Transcript
Taylor Kemp (0:00)
Foreign.
Podcast Host/Announcer (0:02)
You're listening to a podcast on Catholic Saints. This podcast is produced by the Augustine Institute, an apostolate helping Catholics understand, live, and share their faith.
Taylor Kemp (0:19)
Hello, everybody, and welcome to Catholic Saints Podcast. I am Taylor Kemp, who used to be host of this show, but am not any longer. You are now normally listening to and accustomed to the wonderful date, Dr. Elizabeth Klein, but she is not here today. So sorry that you're back. With me today we have a special guest, Anthony d'. Ambrosio. Anthony is the writer and director of a film on Saint Maximilian Kolbe called Triumph of the Heart. If you haven't heard of it, give it a Google. Check it out.
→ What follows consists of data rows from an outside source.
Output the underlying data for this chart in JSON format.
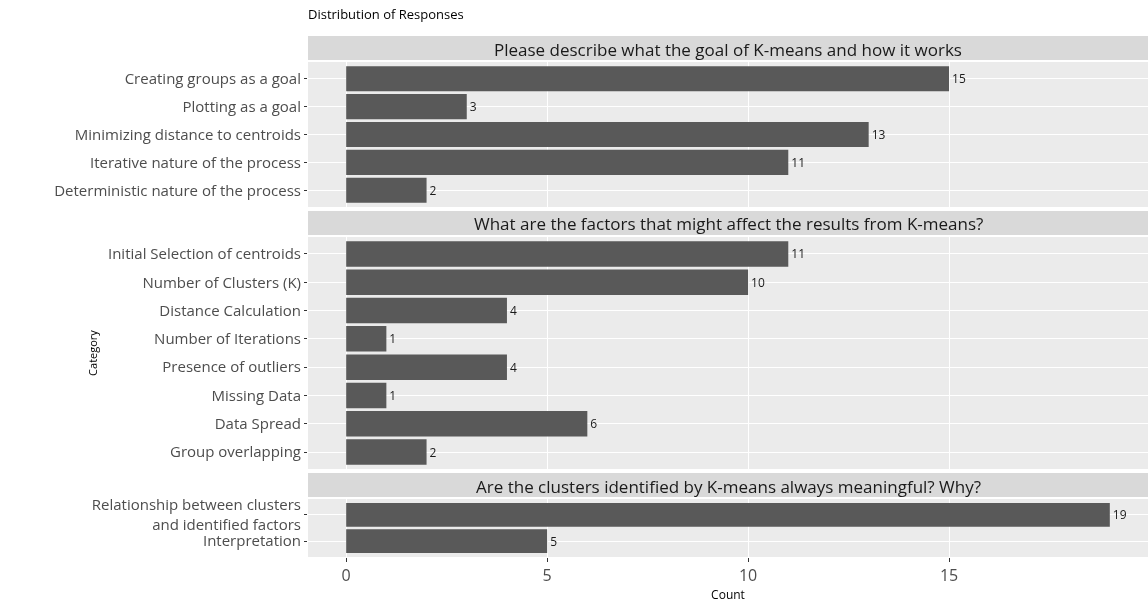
{
  "chart_data": [
    {
      "type": "bar",
      "orientation": "horizontal",
      "title": "Distribution of Responses",
      "subtitle": "Please describe what the goal of K-means and how it works",
      "categories": [
        "Creating groups as a goal",
        "Plotting as a goal",
        "Minimizing distance to centroids",
        "Iterative nature of the process",
        "Deterministic nature of the process"
      ],
      "values": [
        15,
        3,
        13,
        11,
        2
      ],
      "color": "#595959",
      "data_labels": true,
      "xlim": [
        -0.95,
        19.95
      ],
      "xticks": [
        0,
        5,
        10,
        15
      ],
      "grid": true,
      "tick_labels": "y"
    },
    {
      "type": "bar",
      "orientation": "horizontal",
      "title": "What are the factors that might affect the results from K-means?",
      "ylabel": "Category",
      "categories": [
        "Initial Selection of centroids",
        "Number of Clusters (K)",
        "Distance Calculation",
        "Number of Iterations",
        "Presence of outliers",
        "Missing Data",
        "Data Spread",
        "Group overlapping"
      ],
      "values": [
        11,
        10,
        4,
        1,
        4,
        1,
        6,
        2
      ],
      "color": "#595959",
      "data_labels": true,
      "xlim": [
        -0.95,
        19.95
      ],
      "xticks": [
        0,
        5,
        10,
        15
      ],
      "grid": true,
      "tick_labels": "y"
    },
    {
      "type": "bar",
      "orientation": "horizontal",
      "title": "Are the clusters identified by K-means always meaningful? Why?",
      "xlabel": "Count",
      "categories": [
        "Relationship between clusters\nand identified factors",
        "Interpretation"
      ],
      "values": [
        19,
        5
      ],
      "color": "#595959",
      "data_labels": true,
      "xlim": [
        -0.95,
        19.95
      ],
      "xticks": [
        0,
        5,
        10,
        15
      ],
      "grid": true
    }
  ]
}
Depending on what time of year you're listening to this, it might be in theaters, but you can find it somewhere. We are talking today about St. Maximilian Colby, and it's great pleasure to have Anthony here with us. He's been spending years in the story of Saint Maximilian Kolbe and then bringing that story to life through his film. So, Anthony, it's great to have you. Welcome to the podcast.
Anthony d'Ambrosio (1:10)
Hey, thank you so much for having me.
Taylor Kemp (1:13)
So, Anthony, I thought, you know, we. We've done an episode of Catholic saints on St. Maximilian Kolbe. Listeners out there, if you want to get the kind of quick sketch of his life, I highly recommend checking that out. It walks through who Maximilian Kolbe is, kind of how he came to be, who he was, but it's broad. I would say that's with Dr. Sean Innards and Dr. Ben Akers. Today on this special episode, we're going to get a little narrower and we're going to go a little bit deeper. So we're going to talk to Anthony about the period of Saint Maximilian Colby's life that he depicts in his film and ask him, you know, what he learned, what he thought about it, and how we can draw some insight to help us in our life of discipleship. Maximilian Colby was born in 1894. He died in 1941 in Auschwitz on the eve of the Assumption, on October, on August 14th. And he has a really heroic story. So again, check out the full sketch of that. So, Anthony, let's turn to the part of the story that you dove into in Triumph of the Heart. What did you cover in the film? Where is it in Colby's life? And why did you start there?
Anthony d'Ambrosio (2:23)
Yeah, so our film actually starts with kind of the moment that most people tend to end the story with, which is this iconic moment of him stepping out of line to trade places with another man saving his life. And volunteering to join nine other men in this starvation bunker in the darkest place on earth in Auschwitz at the time. And I think that the reason why I was really fascinated with this particular moment of Colby's life, beyond the fact that it's sort of like the Passion of the Christ, but the Passion of Colby. And obviously those sorts of moments are perhaps the most dramatic moments of somebody's kind of climactic movement towards holiness, But I think also the sort of national battle between Poland and Polish identity as a sort of an enmeshment of Catholicism and this sort of historic pride of Polish culture versus the Germanic Nietzschean fascism that was the dominant power in the world at the time. I think that these two, like Colby's story, is as much a story about a saint and about Catholicism as much as it was also a story about Poland and Germany and the. The conflict between the Catholic culture of Poland as a country and its patriotism versus the sort of new modern culture of death present, of willpower that was being brought forward by the Nazis. And I found that to be an incredibly inspiring angle to talk about that was really interesting that I had never really heard before, before I started to kind of do this deep dive into who Colby was.